Background Angiotensin II activates 2 distinct G protein–coupled receptors, the AT₁ and AT₂ receptors. Most of the known cardiovascular effects of angiotensin II are mediated by the AT₁ receptor subtype. The aim of the present study was to test whether deletion of the AT₂ receptor gene in mice (AT₂-KO mice) leads to long-term functional or structural alterations in the cardiovascular system.

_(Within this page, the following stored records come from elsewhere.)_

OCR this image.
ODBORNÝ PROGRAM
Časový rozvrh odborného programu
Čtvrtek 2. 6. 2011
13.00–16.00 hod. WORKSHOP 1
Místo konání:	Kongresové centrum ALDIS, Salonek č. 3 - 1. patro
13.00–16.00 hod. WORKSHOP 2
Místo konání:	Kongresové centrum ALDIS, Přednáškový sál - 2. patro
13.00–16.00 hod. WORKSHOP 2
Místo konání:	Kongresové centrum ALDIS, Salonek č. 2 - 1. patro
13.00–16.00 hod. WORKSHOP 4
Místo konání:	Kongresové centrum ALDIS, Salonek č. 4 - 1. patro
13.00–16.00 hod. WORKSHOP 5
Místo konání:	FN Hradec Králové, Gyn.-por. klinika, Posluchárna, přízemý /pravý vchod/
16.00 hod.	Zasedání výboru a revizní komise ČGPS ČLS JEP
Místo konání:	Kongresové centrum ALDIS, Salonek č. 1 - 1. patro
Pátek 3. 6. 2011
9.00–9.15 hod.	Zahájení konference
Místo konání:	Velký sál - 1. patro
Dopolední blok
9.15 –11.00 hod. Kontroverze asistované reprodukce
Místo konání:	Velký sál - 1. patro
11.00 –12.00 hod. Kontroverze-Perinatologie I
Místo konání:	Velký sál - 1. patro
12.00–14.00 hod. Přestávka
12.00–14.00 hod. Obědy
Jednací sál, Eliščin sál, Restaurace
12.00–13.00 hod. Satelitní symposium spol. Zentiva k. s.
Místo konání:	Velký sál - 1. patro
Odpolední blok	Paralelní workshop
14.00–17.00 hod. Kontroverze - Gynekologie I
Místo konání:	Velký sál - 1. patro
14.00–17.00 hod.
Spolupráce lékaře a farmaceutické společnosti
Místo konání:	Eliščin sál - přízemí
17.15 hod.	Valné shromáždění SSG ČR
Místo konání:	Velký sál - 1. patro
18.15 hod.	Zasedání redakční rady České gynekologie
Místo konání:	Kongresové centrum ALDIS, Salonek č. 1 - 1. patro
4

Methods and Results In vivo pressure responses to angiotensin II or the α₁-adrenergic receptor agonist phenylephrine were greatly enhanced in AT₂-KO mice. Deletion of the angiotensin AT₂ receptor did not lead to a compensatory increase of the activity of the circulating renin-angiotensin system, and arterial blood pressure was identical in wild-type control mice (WT) and AT₂-KO mice. Cardiac contractility as assessed by LV catheterization and by rapid MRI also did not differ between AT₂-KO and WT mice. Isolated femoral arteries from AT₂-KO mice, however, showed enhanced vasoconstriction to angiotensin II, norepinephrine, and K⁺ depolarization compared with WT. Morphometric analysis of large and small femoral arteries revealed a significant hypertrophy of media smooth muscle cells. Phospho-P70S6 kinase levels were significantly increased in aortas from AT₂-KO mice compared with WT mice. Treatment of mice with an ACE inhibitor for 8 weeks abolished the increased pressure responsiveness, vascular hypertrophy, and enhanced P70S6 kinase phosphorylation in AT₂-KO mice.

Conclusions These results indicate that vascular AT₂ receptors inhibit the activity and, hence, hypertrophic signaling by the P70S6 kinase in vivo and thus are important regulators of vascular structure and function.